At any rate, I have the best time on Christmas Day, imagining how thrilled the recipients are with our gifts.  I walk around with a huge smile all day long.  Makes Christmas just incredible by doing this.

My brother tried to bring me down one year by saying that we didn't know if those kids were really underprivileged.  Our response was that the United Way vets those families and we are trusting that the United Way is doing their job correctly.  As many families sign up, I cannot imagine that the United Way is not thorough as they are generally scrambling up to the last minute to get each family adopted so my feeling is that they make darn sure that these families are truly needy.  If not, so it goes.  Now that we are doing the Nursing Home, I'm trusting the Activities Director as well.

Virginia

gene

I suggested that this year we pick a charity and instead of giving each other presents we give that money to the charity.

My son, who is 30, said, "Hey, on one of two days each year that I can be totally selfish you want me to think of others?

My idea got nixed.

gene

PS: My motivation about the charity was as much about helping others as it was about getting people to stop buying me crap made in China for Christmas.
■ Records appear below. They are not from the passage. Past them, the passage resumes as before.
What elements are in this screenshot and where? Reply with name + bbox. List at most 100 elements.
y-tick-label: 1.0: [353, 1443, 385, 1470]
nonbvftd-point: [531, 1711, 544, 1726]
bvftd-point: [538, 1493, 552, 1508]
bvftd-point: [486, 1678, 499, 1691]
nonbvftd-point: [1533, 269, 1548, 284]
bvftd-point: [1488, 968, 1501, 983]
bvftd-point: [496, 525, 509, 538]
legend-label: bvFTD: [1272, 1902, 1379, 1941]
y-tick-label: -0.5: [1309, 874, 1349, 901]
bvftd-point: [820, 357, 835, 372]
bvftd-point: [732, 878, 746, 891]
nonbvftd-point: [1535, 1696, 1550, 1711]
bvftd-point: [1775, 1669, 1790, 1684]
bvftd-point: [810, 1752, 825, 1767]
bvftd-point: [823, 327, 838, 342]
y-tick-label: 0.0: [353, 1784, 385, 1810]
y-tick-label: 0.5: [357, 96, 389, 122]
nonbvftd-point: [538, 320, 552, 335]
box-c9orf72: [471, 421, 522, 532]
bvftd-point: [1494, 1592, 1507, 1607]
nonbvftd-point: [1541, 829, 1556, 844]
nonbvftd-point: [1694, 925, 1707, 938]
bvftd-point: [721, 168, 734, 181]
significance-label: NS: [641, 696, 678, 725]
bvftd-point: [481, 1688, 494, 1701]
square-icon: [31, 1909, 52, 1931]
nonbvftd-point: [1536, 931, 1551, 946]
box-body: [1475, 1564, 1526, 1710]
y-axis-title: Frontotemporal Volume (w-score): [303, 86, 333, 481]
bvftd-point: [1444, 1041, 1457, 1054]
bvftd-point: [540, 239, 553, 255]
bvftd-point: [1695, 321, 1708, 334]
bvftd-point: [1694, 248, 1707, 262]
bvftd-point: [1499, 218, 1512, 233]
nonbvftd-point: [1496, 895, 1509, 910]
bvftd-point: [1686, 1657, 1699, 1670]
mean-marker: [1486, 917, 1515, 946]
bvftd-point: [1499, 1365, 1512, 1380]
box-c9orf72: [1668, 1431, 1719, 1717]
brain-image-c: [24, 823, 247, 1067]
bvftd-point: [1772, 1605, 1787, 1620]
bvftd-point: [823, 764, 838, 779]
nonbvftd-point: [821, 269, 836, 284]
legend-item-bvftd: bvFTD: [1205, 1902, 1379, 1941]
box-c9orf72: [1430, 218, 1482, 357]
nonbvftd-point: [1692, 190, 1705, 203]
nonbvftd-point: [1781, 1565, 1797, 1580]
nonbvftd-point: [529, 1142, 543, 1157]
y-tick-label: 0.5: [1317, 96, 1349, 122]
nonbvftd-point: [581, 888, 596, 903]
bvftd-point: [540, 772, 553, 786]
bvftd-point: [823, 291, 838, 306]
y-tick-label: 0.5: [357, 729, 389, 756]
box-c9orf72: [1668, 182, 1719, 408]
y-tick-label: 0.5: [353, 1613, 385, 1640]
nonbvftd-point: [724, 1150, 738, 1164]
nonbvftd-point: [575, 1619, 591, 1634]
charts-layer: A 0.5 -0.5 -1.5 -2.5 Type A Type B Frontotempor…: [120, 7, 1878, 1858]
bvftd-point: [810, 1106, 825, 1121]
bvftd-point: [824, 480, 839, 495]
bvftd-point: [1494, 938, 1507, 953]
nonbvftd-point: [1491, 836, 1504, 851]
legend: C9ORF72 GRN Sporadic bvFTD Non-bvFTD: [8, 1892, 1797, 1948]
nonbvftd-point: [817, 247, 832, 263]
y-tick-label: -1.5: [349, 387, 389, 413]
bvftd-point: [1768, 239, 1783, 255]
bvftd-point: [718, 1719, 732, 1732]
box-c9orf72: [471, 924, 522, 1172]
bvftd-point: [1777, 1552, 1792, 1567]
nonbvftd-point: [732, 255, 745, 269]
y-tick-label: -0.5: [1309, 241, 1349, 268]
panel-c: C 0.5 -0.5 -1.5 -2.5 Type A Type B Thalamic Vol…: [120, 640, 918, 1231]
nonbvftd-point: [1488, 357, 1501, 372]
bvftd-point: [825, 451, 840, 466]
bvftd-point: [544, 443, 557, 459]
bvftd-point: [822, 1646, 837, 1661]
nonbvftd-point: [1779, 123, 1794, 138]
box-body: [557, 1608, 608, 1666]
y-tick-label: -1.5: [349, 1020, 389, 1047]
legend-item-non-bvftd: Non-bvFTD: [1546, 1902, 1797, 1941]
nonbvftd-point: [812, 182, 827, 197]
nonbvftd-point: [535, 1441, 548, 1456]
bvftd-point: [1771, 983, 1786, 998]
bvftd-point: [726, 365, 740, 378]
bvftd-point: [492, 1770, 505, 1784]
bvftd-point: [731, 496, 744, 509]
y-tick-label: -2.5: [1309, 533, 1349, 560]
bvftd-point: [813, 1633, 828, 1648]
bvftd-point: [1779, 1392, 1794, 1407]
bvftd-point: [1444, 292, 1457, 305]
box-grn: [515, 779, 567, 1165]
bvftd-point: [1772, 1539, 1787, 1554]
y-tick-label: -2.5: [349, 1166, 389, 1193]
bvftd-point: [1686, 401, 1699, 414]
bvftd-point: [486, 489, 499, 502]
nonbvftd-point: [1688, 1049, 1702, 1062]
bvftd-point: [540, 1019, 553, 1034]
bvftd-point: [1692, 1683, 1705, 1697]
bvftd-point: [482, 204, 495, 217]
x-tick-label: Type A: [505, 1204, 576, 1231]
https://www.youtube.com/watch?v=0Vxhgo8ZUP0
QUALITY DOES NOT COST, IT PAYS!

Darren Henry

IMHO Christmas has gotten way too commercial. Our thanksgiving is in Oct. , and the retailers replaced the Halloween display with X-mas stuff. There was a buzz of discontent that people were putting their christmas lights etc... out on or before remembrance day. Back when dinosaurs ruled I worked in the mall here in Brandon. they played the same 45 minute loop of carols from the middle of november until new years. I would actually turn on my finisher [that sanding/grinding thing shoe maker use] just to drown out the noise.

Gifts; huh! experlative!  I'm 50 years old and have stuff stored in two locations in Kenora, my motor home and a shed at work here in Brandon. I don't need "stuff". I wouldn't mind a tank of gas, or a pricey chunk of meat that I wouldn't buy for myself---otherwise forget it. My ex-inlaws spend so much that it is pointless to try to gift my niece and her girls or my nephew. My f'n step sons buy themselves the " I just gotta have's" the minute it comes out and then have their mother "borrow" money from me to buy groceries, smokes etc...Pointless!

I like Verg's option. Put the money to good use. The last Christmas gift I got from Dad was a receipt that $200 had been donated to some charity in my name. I could have REALLY the tank of gas /some meat at that point in time --but hey,it's all good.
Life is a short one way trip, don't blow it!Live hard,die young and leave no ill regrets!